Forghani went on to say that Cruise may share information without formal processes in genuine emergency circumstances, such as amber alerts, medical emergencies, or active crimes, such as sexual assault, assault with a deadly weapon, robberies, active shooter events, and acts of terrorism.

But Guariglia says it’s a slippery slope. In recent years, Amazon’s Ring, a doorbell and home security company, cozied up to law enforcement across the country, giving police easy access to data from your network of individual consumer products. Guariglia says that several companies feel compelled to create tools that allow the police to access their data, even if the police are not their client.

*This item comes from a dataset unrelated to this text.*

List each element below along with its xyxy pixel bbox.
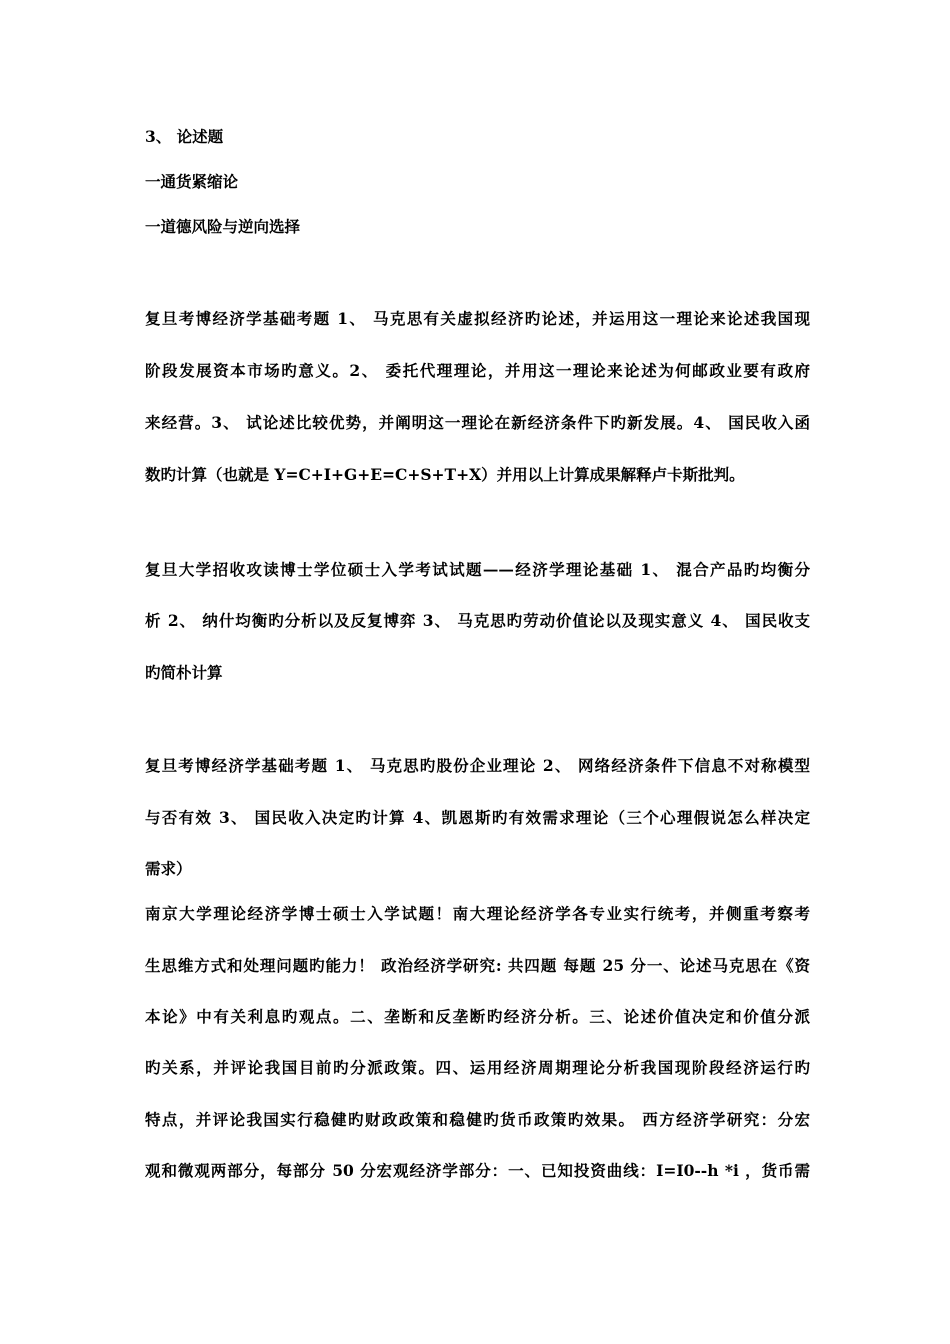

“We constantly have to ask ourselves, what are companies getting out of this?” Guariglia told TechCrunch. “The same may not happen with Cruise (and Waymo), but the concern is that cities will offer permits for these companies to operate. What happens if cities start to look more favorably at companies that have intimate relationships with police departments?

I’m not doing anything wrong, who cares if the police have data?

To those who say it doesn’t matter if the police have access to the footage because they’re not doing anything wrong, Guariglia says, “You have no idea what you’re doing wrong.”

“People in many states where it was legal to have an abortion a few months ago suddenly have to live in fear that at any time, these states could retroactively prosecute people,” she said. “And then you start to wonder about all those months traveling to your doctor or mental health specialist, how much data was collected, and what law enforcement can learn about me when I thought I had nothing to hide.”

Autonomous cars don’t just work in cities. Autonomous trucks are also being tested on the roads with the hope of eventually starting commercial operations with a safety driver behind the wheel. In the United States, where there are now 14 States That Have Completely Banned Abortionand Idaho has restricted travel out of state in the case of abortions, there is a real fear that local law enforcement will try to use audiovisual images to prosecute people seeking reproductive freedom.

Abuse of power is a major concern and has precedent.

In 2020, the Electronic Frontier Foundation sued the SFPD for conducting mass surveillance of Black Lives Matter protesters using the downtown business district’s camera network. Records obtained by the EFF showed that the SFPD received live, real-time access to hundreds of cameras and “downloading” of camera footage amid demonstrations against police violence.

Going further back, privacy advocates point to revelations released in 2013 by Edward Snowden, a Homeland Security contractor who leaked information about the PRISM program and the bulk collection of phone metadata, which collected data on millions of people without specific suspicion of wrongdoing. .

And of course, any time you increase police access to surveillance and put communities under the microscope, the people who will get hurt are already marginalized communities, Guariglia says.

Tech has tested the limits of surveillance before

In addition to Ring, US police departments also use automatic license plate readers to track vehicle movements and can use court-issued geofence warrants to search databases to find all active mobile devices inside. of a particular geo-fenced area. And of course, police can request footage from millions of security cameras at businesses and residences across the country.

Privacy advocates say adding continuous networks of cameras and data from autonomous vehicles to that surveillance cocktail is cause for concern. At the very least, there is the potential for violation of basic privacy rights. But the use of video footage for surveillance also opens the door for abuse of power, such as increasing reach or surveillance of people unrelated to the crime under investigation. It can also have a chilling effect, where people may alter their behavior or expressions of free speech if they fear they are being constantly monitored.